Before I left in the morning I deleted her purity ring app off her iPod, I figured it would save her the shame
my bedside table was not meant to hold this many beer bottles.
The fact that he is from Canada is way more embarrassing than the fact that you met him on match.com
But i don't feel like talking to him right now. I woke up an hour ago to a picture of his penis and I AM NOT A MORNING PERSON.
Pretty sure I just convinced a drunk guy at the train station that I was from the future
Well at least it wasn't the first time I threw up out of a second story window
It took too long for people to come up with things in "never have i ever" so we had to change it to "Don't judge me but.."
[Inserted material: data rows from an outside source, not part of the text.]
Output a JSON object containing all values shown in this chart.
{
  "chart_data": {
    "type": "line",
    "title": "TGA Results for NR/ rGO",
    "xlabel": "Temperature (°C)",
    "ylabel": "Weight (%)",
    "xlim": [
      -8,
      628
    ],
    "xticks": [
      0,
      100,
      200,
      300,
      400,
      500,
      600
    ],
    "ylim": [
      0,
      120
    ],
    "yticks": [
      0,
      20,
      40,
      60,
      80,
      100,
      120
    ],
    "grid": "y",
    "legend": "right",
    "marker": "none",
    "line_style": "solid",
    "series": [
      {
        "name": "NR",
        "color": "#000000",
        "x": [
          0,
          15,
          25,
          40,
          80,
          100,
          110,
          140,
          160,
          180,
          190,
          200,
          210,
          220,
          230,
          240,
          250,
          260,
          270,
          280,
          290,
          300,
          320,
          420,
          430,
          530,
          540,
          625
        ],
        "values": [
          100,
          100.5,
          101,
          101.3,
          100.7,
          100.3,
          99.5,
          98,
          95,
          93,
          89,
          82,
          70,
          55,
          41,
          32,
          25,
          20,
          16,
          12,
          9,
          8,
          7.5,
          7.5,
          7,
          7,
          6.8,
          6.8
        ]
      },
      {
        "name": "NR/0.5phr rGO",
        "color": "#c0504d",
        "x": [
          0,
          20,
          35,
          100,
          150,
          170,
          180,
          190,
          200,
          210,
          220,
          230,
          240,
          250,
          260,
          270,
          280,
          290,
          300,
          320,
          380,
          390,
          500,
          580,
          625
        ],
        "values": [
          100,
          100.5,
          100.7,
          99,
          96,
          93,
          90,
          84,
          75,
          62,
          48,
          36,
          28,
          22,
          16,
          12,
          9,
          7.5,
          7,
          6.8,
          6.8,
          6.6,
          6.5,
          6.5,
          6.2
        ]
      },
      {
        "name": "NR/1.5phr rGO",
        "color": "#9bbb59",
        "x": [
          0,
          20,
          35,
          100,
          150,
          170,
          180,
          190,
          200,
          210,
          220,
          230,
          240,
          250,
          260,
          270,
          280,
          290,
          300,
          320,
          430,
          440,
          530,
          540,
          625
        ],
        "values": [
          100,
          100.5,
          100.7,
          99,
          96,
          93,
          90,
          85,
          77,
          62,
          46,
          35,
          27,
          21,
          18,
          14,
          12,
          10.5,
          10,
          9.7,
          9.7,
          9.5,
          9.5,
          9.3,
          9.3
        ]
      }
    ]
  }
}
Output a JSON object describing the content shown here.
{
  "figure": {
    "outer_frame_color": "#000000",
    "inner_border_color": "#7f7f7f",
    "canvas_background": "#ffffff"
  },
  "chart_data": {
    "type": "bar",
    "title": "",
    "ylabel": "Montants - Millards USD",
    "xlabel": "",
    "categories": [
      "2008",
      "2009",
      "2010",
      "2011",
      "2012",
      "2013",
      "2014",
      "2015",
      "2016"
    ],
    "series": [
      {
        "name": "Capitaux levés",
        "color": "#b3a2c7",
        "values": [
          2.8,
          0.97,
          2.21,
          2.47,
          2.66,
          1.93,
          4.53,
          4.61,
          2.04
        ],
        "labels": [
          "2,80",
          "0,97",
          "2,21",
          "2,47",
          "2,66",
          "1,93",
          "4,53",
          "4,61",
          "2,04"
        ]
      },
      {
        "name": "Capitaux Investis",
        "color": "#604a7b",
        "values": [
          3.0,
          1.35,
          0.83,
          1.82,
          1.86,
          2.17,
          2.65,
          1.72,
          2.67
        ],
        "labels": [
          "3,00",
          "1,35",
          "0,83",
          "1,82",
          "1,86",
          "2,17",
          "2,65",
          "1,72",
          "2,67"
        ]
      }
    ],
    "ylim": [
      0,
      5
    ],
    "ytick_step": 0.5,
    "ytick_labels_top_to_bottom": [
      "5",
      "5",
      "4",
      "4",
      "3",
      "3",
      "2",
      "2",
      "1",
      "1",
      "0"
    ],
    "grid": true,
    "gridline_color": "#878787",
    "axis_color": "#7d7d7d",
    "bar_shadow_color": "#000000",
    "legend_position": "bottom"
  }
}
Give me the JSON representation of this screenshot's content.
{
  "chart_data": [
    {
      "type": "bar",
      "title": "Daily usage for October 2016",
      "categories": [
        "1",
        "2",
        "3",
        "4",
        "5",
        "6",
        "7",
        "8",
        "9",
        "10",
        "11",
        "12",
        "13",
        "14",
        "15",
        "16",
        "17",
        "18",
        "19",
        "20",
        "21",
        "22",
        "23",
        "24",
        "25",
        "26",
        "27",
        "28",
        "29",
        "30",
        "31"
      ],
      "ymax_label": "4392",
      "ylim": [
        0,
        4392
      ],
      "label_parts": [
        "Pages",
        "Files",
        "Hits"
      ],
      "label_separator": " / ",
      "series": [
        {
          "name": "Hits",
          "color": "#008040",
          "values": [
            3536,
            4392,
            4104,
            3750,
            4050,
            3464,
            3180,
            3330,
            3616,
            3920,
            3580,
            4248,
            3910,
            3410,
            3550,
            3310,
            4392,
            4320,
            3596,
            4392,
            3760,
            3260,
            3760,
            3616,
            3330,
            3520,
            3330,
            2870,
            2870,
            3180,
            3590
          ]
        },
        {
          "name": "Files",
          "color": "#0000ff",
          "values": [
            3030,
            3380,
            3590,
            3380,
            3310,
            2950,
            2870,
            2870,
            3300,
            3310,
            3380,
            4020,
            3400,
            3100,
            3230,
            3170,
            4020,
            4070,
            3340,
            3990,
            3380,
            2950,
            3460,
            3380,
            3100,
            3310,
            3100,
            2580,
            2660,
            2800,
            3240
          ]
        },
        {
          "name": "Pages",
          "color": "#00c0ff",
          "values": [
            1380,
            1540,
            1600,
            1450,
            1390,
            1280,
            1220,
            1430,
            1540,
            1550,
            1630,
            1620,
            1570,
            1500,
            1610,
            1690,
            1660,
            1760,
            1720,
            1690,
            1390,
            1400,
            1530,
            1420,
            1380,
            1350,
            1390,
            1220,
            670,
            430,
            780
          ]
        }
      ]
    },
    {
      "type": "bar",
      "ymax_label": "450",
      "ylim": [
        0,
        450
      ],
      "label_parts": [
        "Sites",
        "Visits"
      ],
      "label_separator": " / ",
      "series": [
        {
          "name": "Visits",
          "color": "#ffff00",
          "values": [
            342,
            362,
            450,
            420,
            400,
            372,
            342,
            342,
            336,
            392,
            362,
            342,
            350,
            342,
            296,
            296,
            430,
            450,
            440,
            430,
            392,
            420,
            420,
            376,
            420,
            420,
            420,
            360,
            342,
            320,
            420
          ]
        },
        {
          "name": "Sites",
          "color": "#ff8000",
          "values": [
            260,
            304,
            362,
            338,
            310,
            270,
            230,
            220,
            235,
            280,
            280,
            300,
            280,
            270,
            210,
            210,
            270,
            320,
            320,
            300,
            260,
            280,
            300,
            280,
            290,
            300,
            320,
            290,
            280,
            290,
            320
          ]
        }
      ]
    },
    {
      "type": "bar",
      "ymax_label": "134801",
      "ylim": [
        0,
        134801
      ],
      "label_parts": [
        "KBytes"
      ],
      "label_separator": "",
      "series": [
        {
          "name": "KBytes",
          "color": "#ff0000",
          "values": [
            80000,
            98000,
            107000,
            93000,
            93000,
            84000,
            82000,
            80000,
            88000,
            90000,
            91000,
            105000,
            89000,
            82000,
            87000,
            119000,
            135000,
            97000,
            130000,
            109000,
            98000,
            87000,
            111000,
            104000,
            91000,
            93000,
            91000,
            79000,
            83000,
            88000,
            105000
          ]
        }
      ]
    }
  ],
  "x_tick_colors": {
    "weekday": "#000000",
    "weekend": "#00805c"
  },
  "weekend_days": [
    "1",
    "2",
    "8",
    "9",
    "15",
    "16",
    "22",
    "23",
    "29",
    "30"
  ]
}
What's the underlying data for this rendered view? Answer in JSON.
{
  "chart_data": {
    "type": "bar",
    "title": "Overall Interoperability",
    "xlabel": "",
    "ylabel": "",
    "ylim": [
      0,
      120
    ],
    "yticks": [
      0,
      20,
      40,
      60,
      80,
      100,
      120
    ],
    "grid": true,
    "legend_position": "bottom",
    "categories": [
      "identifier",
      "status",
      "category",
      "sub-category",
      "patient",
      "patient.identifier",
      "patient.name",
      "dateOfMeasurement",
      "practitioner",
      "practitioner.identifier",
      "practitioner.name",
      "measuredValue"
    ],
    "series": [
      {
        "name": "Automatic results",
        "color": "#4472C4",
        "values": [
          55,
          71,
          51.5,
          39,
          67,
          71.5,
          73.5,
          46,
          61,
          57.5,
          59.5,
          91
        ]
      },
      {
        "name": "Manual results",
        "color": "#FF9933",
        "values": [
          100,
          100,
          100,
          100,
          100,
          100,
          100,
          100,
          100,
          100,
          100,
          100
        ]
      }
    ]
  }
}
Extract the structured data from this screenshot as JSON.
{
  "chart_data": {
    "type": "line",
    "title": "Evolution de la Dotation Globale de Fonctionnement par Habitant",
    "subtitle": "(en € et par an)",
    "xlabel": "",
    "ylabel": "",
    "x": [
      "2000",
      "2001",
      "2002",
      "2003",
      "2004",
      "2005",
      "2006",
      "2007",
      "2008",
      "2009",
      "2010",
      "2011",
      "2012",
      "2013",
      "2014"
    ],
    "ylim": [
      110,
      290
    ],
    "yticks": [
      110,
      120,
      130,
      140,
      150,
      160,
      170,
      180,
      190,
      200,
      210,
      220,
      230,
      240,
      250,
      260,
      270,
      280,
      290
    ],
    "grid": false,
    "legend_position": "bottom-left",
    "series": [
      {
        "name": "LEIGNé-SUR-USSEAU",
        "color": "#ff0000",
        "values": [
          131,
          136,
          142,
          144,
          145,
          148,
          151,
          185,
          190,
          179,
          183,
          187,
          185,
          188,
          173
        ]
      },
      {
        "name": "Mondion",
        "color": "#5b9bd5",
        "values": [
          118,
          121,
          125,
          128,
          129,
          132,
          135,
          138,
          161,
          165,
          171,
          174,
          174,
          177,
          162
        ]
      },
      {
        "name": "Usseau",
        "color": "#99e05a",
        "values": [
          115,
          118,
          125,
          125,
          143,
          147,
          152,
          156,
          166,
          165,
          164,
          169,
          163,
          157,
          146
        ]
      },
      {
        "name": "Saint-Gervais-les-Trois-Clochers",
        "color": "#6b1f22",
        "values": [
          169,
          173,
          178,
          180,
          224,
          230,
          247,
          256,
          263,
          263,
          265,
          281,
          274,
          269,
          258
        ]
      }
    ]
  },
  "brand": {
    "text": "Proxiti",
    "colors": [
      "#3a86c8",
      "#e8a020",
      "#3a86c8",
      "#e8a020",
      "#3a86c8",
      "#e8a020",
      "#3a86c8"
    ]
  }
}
Taking Gomer to the ER. He tore something trying to stretch his nutsack enough to put his balls in his own ass. I need new friends.
Alright whatever you say... But in the future when you really wish you had a dildo don't come crying to me about it.
You can't just say "I scored us a potential threesome" and then not text me back.
Well I'm half drunk in a green tutu at a chipotle. So pretty good parade.
I rewired his car so that every time he hits the gas the horn and the OnStar turn on every time he hits the brake the panic alarm goes off.
There is a sex dungeon behind the wine cellar. This is why I hate showing foreclosures.